Warning
🚧 Work in Progress
The CTF is still under development. Machines 4 and 5 are coming soon, along with the final web-based flag submission interface.
You are E., a disgruntled developer inside Infragon Systems. After repeated security concerns were dismissed by upper management, you've decided to turn their negligence against them.

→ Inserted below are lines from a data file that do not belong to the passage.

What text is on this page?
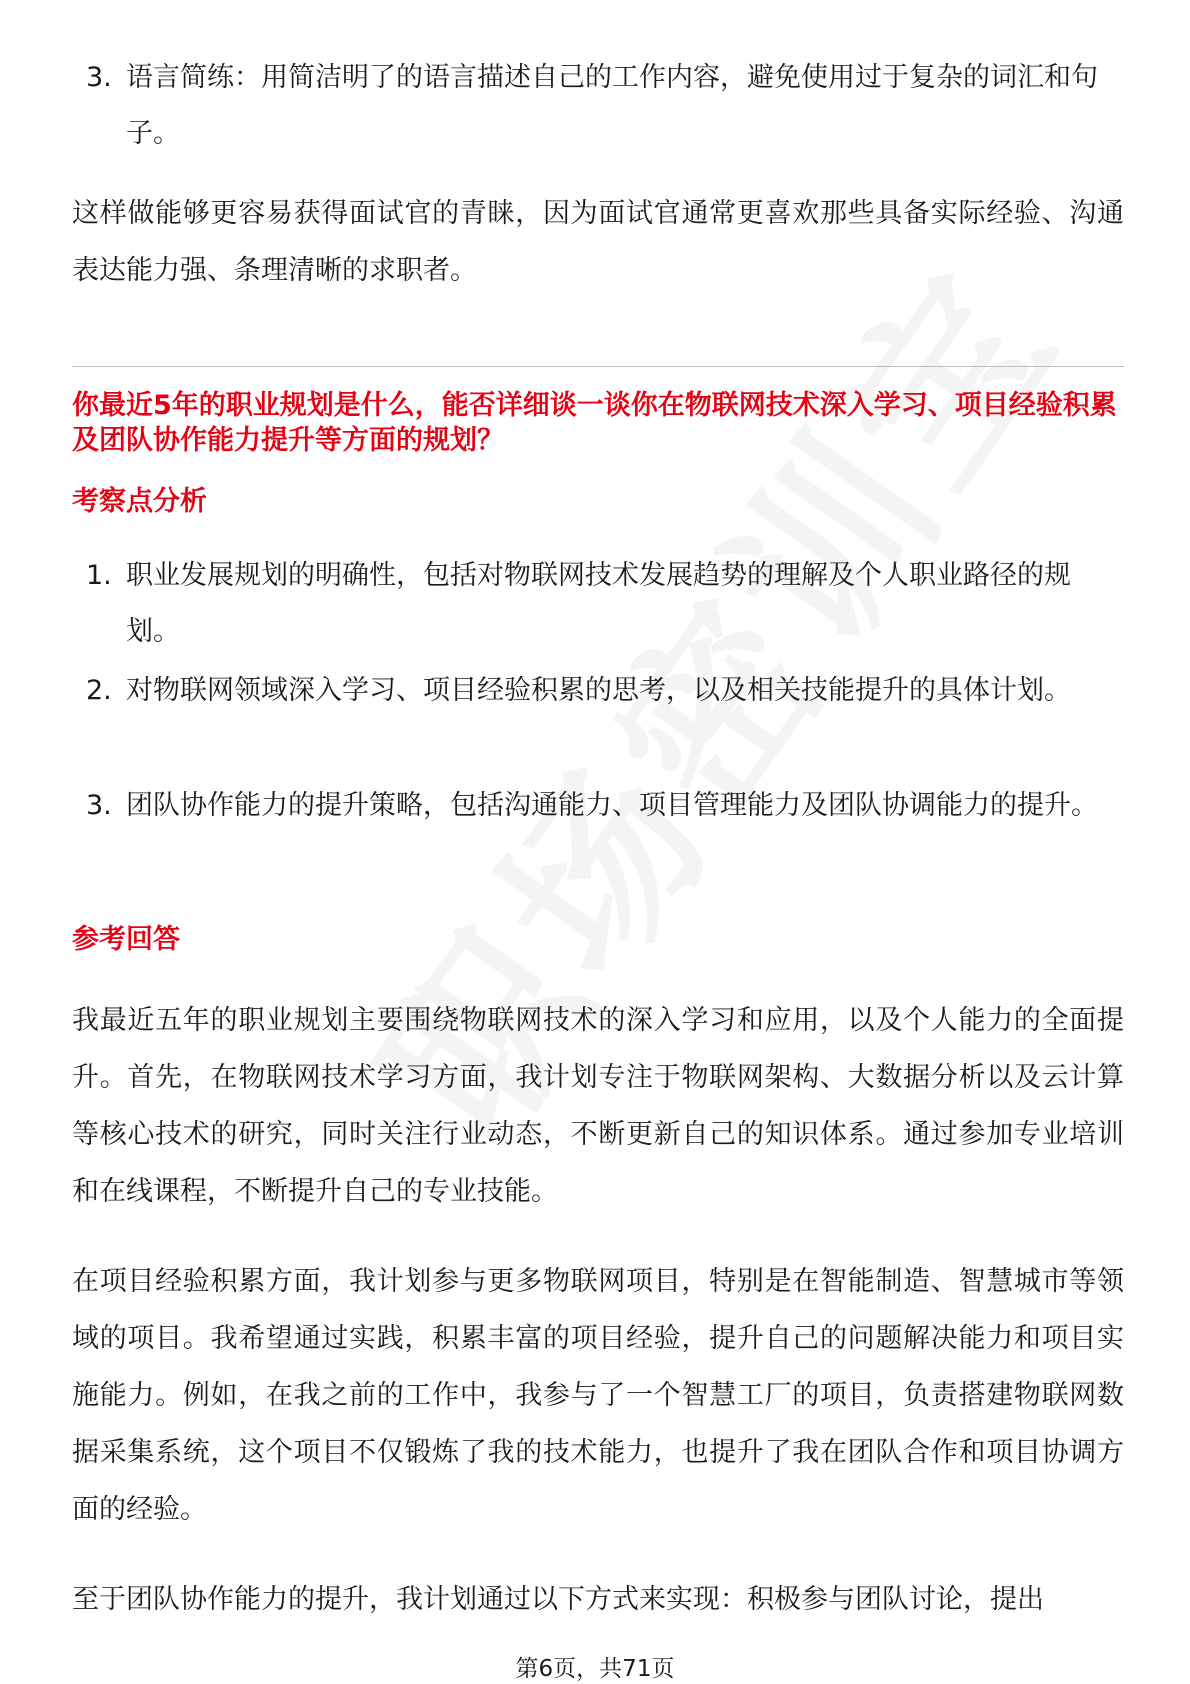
3. 语言简练：用简洁明了的语言描述自己的工作内容，避免使用过于复杂的词汇和句子。
这样做能够更容易获得面试官的青睐，因为面试官通常更喜欢那些具备实际经验、沟通表达能力强、条理清晰的求职者。
你最近5年的职业规划是什么，能否详细谈一谈你在物联网技术深入学习、项目经验积累及团队协作能力提升等方面的规划？
考察点分析
1. 职业发展规划的明确性，包括对物联网技术发展趋势的理解及个人职业路径的规划。
2. 对物联网领域深入学习、项目经验积累的思考，以及相关技能提升的具体计划。
3. 团队协作能力的提升策略，包括沟通能力、项目管理能力及团队协调能力的提升。
参考回答
我最近五年的职业规划主要围绕物联网技术的深入学习和应用，以及个人能力的全面提升。首先，在物联网技术学习方面，我计划专注于物联网架构、大数据分析以及云计算等核心技术的研究，同时关注行业动态，不断更新自己的知识体系。通过参加专业培训和在线课程，不断提升自己的专业技能。
在项目经验积累方面，我计划参与更多物联网项目，特别是在智能制造、智慧城市等领域的项目。我希望通过实践，积累丰富的项目经验，提升自己的问题解决能力和项目实施能力。例如，在我之前的工作中，我参与了一个智慧工厂的项目，负责搭建物联网数据采集系统，这个项目不仅锻炼了我的技术能力，也提升了我在团队合作和项目协调方面的经验。
至于团队协作能力的提升，我计划通过以下方式来实现：积极参与团队讨论，提出
第6页，共71页
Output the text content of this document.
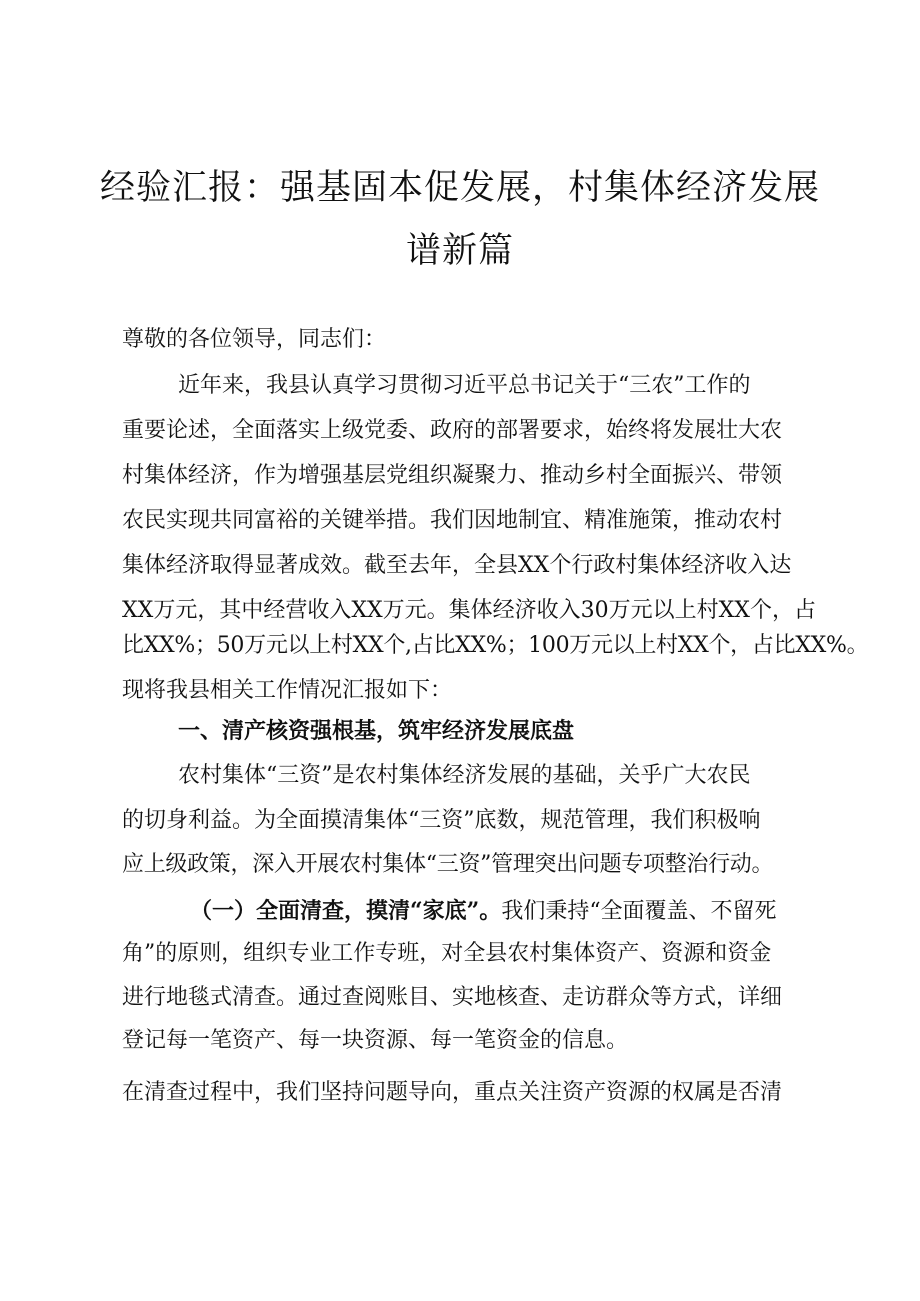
经验汇报：强基固本促发展，村集体经济发展
谱新篇
尊敬的各位领导，同志们：
近年来，我县认真学习贯彻习近平总书记关于“三农”工作的
重要论述，全面落实上级党委、政府的部署要求，始终将发展壮大农
村集体经济，作为增强基层党组织凝聚力、推动乡村全面振兴、带领
农民实现共同富裕的关键举措。我们因地制宜、精准施策，推动农村
集体经济取得显著成效。截至去年，全县XX个行政村集体经济收入达
XX万元，其中经营收入XX万元。集体经济收入30万元以上村XX个，占
比XX%；50万元以上村XX个,占比XX%；100万元以上村XX个，占比XX%。
现将我县相关工作情况汇报如下：
一、清产核资强根基，筑牢经济发展底盘
农村集体“三资”是农村集体经济发展的基础，关乎广大农民
的切身利益。为全面摸清集体“三资”底数，规范管理，我们积极响
应上级政策，深入开展农村集体“三资”管理突出问题专项整治行动。
（一）全面清查，摸清“家底”。我们秉持“全面覆盖、不留死
角”的原则，组织专业工作专班，对全县农村集体资产、资源和资金
进行地毯式清查。通过查阅账目、实地核查、走访群众等方式，详细
登记每一笔资产、每一块资源、每一笔资金的信息。
在清查过程中，我们坚持问题导向，重点关注资产资源的权属是否清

This Capture The Flag (CTF) simulates your journey through 5 interconnected Linux systems. Each container represents a real machine in the network. Your mission: move laterally, escalate privileges, and capture the root flags.
Flag format:
coops{...}
| Machine | Role | Status |
|---|---|---|
DevMachine01 |
Developer sandbox | ✅ Complete |
RepoServer |
Internal Git sync server | ✅ Complete |
QABox |
QA runner node (jump box) | ✅ Complete |
JenkinsCI |
CI pipeline system | 🚧 Coming Soon |
AdminBox |
Core infrastructure admin node | 🚧 Coming Soon |
Each machine is exploitable from the previous one — follow the narrative and use clues to move forward.
- Clone the Repository
git clone https://github.com/dcooper94/InsiderJob
cd InsiderJobBuild & Launch the Environment
docker compose build
docker compose up -dInteract with Machines
For machines with restricted shell access (like DevMachine01), use:
docker exec -u devuser -it devmachine01 bash🔄 Resetting the Environment
To clean and rebuild everything:
./reset.shThis script removes Docker volumes and containers and resets persistent state (like Git repos or logs).
No external internet access is required.
Flags are generated at runtime inside each container.
Tools like ping, ip, netstat, cron, git, ssh, and python3 are installed where relevant.
A Flask-based logger and web front-end for flag submission is planned for final release.
Good luck. You've warned them long enough. Now it's time they listened — the hard way.